Seizing every moment possible, the first child awake and I departed Smiley Creek northbound for Big Creek. A well-deserved breakfast after one of the most awe-inspiring approaches to a mountain airstrip were in order, and surely making the trip with Josh, whom was the first person I’ve flown into Big Creek (which coincided with my first time flying into Big Creek), and Tyler and Sarah, who were also first timers made it very special to me. And meeting our great friends Joshua and Kelli who were smart and left early made it even more special. Moments I’ll treasure while Josh and I stood upstream and watched the cutest little Pacer make a beautiful approach and landing to what can be an intimidating airstrip made today something to remember.

More than my best friends heading to breakfast, my son Luke and I shared some tender moments on our journey across the backcountry. From his delicate control of the aircraft, to his uncanny ability to take the view outside and that on a sectional chart (yes, even a paper one!) and correlate position and direction, and even making Roy-grade backcountry position reports on 122.9, I spent more than a few healthy moments wiping the tears out of my eyes while the last few days of thoughts and conversations came to fruition.

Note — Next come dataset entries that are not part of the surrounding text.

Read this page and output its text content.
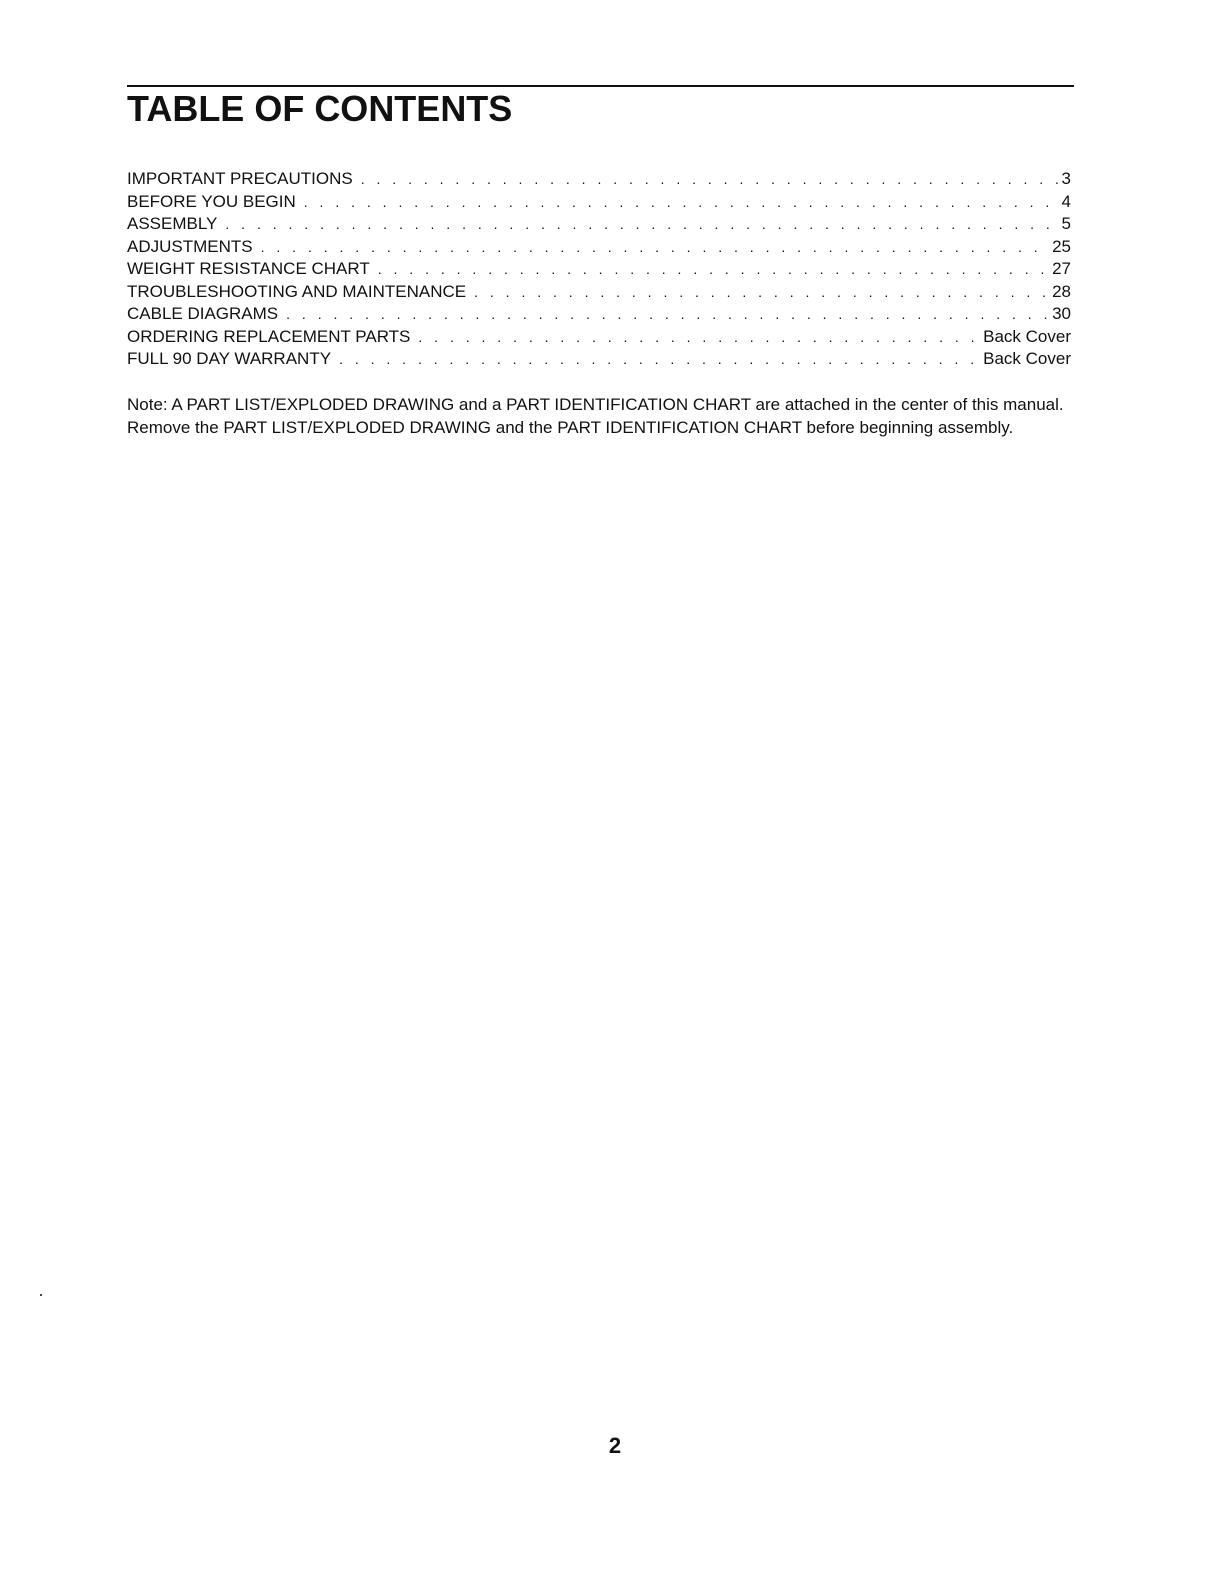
TABLE OF CONTENTS
IMPORTANT PRECAUTIONS . . .	3
BEFORE YOU BEGIN . . .	4
ASSEMBLY . . .	5
ADJUSTMENTS . . .	25
WEIGHT RESISTANCE CHART . . .	27
TROUBLESHOOTING AND MAINTENANCE . . .	28
CABLE DIAGRAMS . . .	30
ORDERING REPLACEMENT PARTS . . .	Back Cover
FULL 90 DAY WARRANTY . . .	Back Cover

Note: A PART LIST/EXPLODED DRAWING and a PART IDENTIFICATION CHART are attached in the center of this manual. Remove the PART LIST/EXPLODED DRAWING and the PART IDENTIFICATION CHART before beginning assembly.

2
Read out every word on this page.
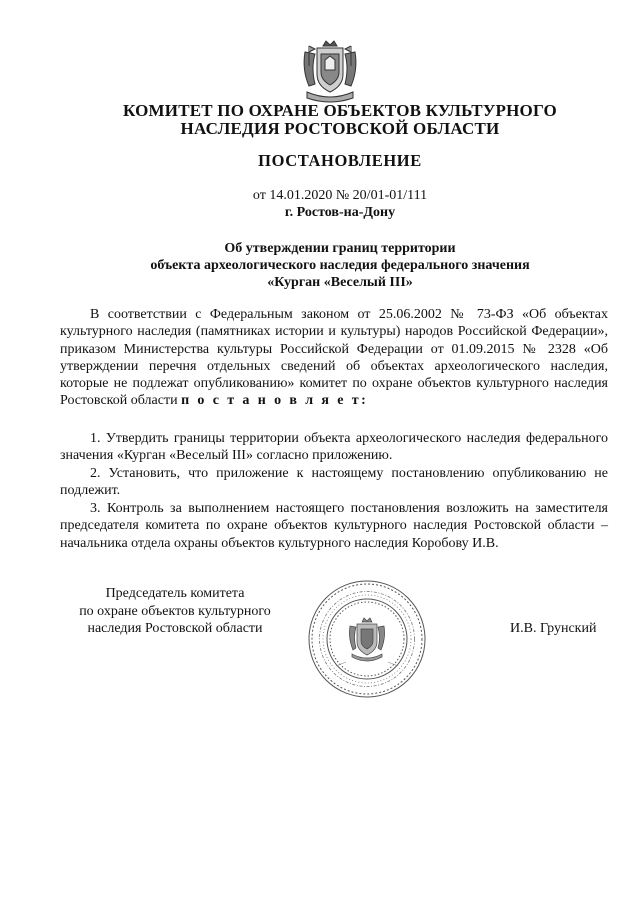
КОМИТЕТ ПО ОХРАНЕ ОБЪЕКТОВ КУЛЬТУРНОГО
НАСЛЕДИЯ РОСТОВСКОЙ ОБЛАСТИ
ПОСТАНОВЛЕНИЕ
от 14.01.2020 № 20/01-01/111
г. Ростов-на-Дону
Об утверждении границ территории
объекта археологического наследия федерального значения
«Курган «Веселый III»

В соответствии с Федеральным законом от 25.06.2002 № 73-ФЗ «Об объектах культурного наследия (памятниках истории и культуры) народов Российской Федерации», приказом Министерства культуры Российской Федерации от 01.09.2015 № 2328 «Об утверждении перечня отдельных сведений об объектах археологического наследия, которые не подлежат опубликованию» комитет по охране объектов культурного наследия Ростовской области п о с т а н о в л я е т:

1. Утвердить границы территории объекта археологического наследия федерального значения «Курган «Веселый III» согласно приложению.

2. Установить, что приложение к настоящему постановлению опубликованию не подлежит.

3. Контроль за выполнением настоящего постановления возложить на заместителя председателя комитета по охране объектов культурного наследия Ростовской области – начальника отдела охраны объектов культурного наследия Коробову И.В.

Председатель комитета
по охране объектов культурного
наследия Ростовской области	И.В. Грунский
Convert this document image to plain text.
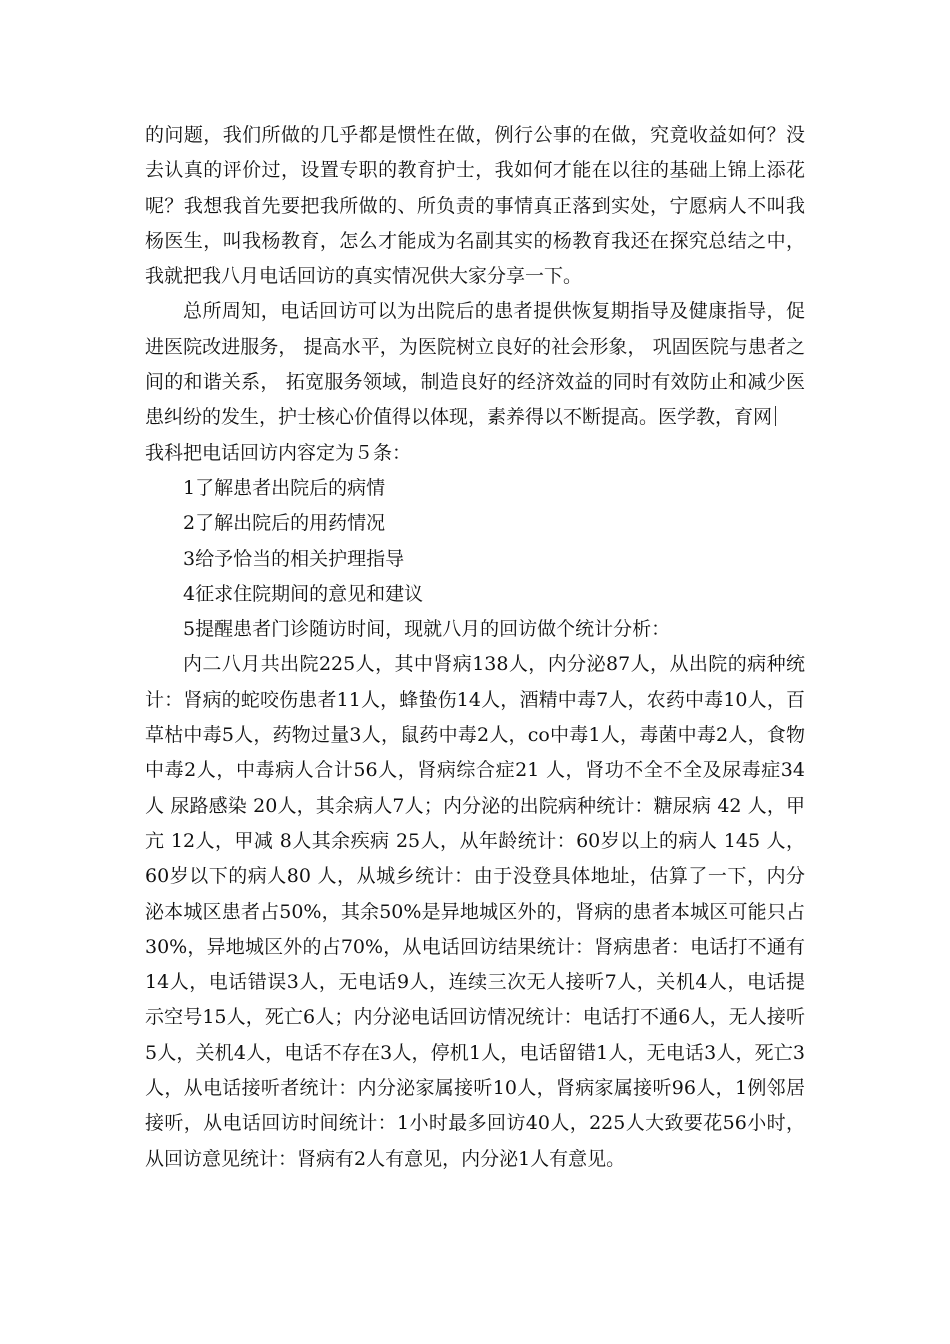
的问题，我们所做的几乎都是惯性在做，例行公事的在做，究竟收益如何？没去认真的评价过，设置专职的教育护士，我如何才能在以往的基础上锦上添花呢？我想我首先要把我所做的、所负责的事情真正落到实处，宁愿病人不叫我杨医生，叫我杨教育，怎么才能成为名副其实的杨教育我还在探究总结之中，我就把我八月电话回访的真实情况供大家分享一下。

总所周知，电话回访可以为出院后的患者提供恢复期指导及健康指导，促进医院改进服务， 提高水平，为医院树立良好的社会形象， 巩固医院与患者之间的和谐关系， 拓宽服务领域，制造良好的经济效益的同时有效防止和减少医患纠纷的发生，护士核心价值得以体现，素养得以不断提高。医学教，育网

我科把电话回访内容定为５条：

1了解患者出院后的病情

2了解出院后的用药情况

3给予恰当的相关护理指导

4征求住院期间的意见和建议

5提醒患者门诊随访时间，现就八月的回访做个统计分析：

内二八月共出院225人，其中肾病138人，内分泌87人，从出院的病种统计：肾病的蛇咬伤患者11人，蜂蛰伤14人，酒精中毒7人，农药中毒10人，百草枯中毒5人，药物过量3人，鼠药中毒2人，co中毒1人，毒菌中毒2人，食物中毒2人，中毒病人合计56人，肾病综合症21 人，肾功不全不全及尿毒症34 人 尿路感染 20人，其余病人7人；内分泌的出院病种统计：糖尿病 42 人，甲亢 12人，甲减 8人其余疾病 25人，从年龄统计：60岁以上的病人 145 人，60岁以下的病人80 人，从城乡统计：由于没登具体地址，估算了一下，内分泌本城区患者占50%，其余50%是异地城区外的，肾病的患者本城区可能只占30%，异地城区外的占70%，从电话回访结果统计：肾病患者：电话打不通有14人，电话错误3人，无电话9人，连续三次无人接听7人，关机4人，电话提示空号15人，死亡6人；内分泌电话回访情况统计：电话打不通6人，无人接听5人，关机4人，电话不存在3人，停机1人，电话留错1人，无电话3人，死亡3人，从电话接听者统计：内分泌家属接听10人，肾病家属接听96人，1例邻居接听，从电话回访时间统计：1小时最多回访40人，225人大致要花56小时，从回访意见统计：肾病有2人有意见，内分泌1人有意见。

Realizing the moments being made with my son were moments I recently longed for was overwhelming to the point we gained a few thousand feet (at no appreciable loss of ground speed, by the way) and I didn’t even notice. Thinking about those precious moments my father and I spent camping across the southwest in search of the next ghost town, staring at a senior year high school yearbook photo of my dad (that resides in place of a compass deviation card), watching my son take the many hours we’ve flown and pilot us across some of the most breathtaking, challenging, remote areas…was again overwhelming.

I don’t know why I’ve become so emotional but here I am in some of the most beautiful country around flying with my son crying the whole time.

Trying to take 80 miles per hour airplanes and covering nearly 250 miles with a little time here and there to eat, to fuel, to rest, and to return, makes early mornings a necessity. Many of my mentors warned me of the perils of flying in the mountains after high noon. However, favorable conditions, an uncanny ability to climb without notice, and my son continually evaluating what Plans B, C, and D are as we traversed the backside of the Sawtooths made what was likely one of my most challenging flights again memorable.

We’re always enjoying the eastern slopes of the Sawtooths here in the Stanley Valley. Picturesque views of the ragged rocks break up the monotony of countless peaks and valleys across this desolate area. A few clear lakes litter the mountain range on its good side. Looking into what lies beyond our sight lines always draws me yearning for more, and today, a decision made by our four friends to cut a few corners and beeline it back to base camp, putting the backside of the Sawtooths in our path.

Reaching almost 11,000 feet above the seas, the Sawtooth Range and the afternoon winds took turns adding climbing and descending columns of air ahead of us. Traversing these iconic peaks, altitudes, airspeeds, and alternatives were continuously calculated. Luke in the back managing the maintaining of our attitude in the turbulent air kept us from succumbing to the errant jostling across some of the most breathtaking vistas. Field Goal Peak and Shark Fin Peak and the numerous teal blue alpine lakes were immortalized in our minds as we feared moments trying to capture them on cameras would result in a potential loss of our level attitude through the tumble dry cycle.

Worrying Luke would let the turbulence get the best of him, I approached the situation as I would have at work, calmly explaining the weather ahead, providing assurance that this is not out of the ordinary for this area, and an estimated timeline as to when it would end.

Descending over Alturas Lake into Smiley Creek out of 11,000 feet, I was amazed at the grin Luke and I both shared. Our friends, our families, and a few milkshakes won by accurately guessing our fuel consumption the closest (tach hours multiplied by 4.75 for old 37H) awaited us.

Embracing our fellow adventurers after the day’s successful mission, I remembered the sheer joy and terror that manifest itself in those moments. Some hiding it better than others, we knew it was a day we would never forget. Whether we remember the views, the blueberry muffins, or the sheer power of upper level winds across jagged rocks, I’ll never forget that Luke told me he wants to go again.

Soon, bud. Just got to wipe these tears away first.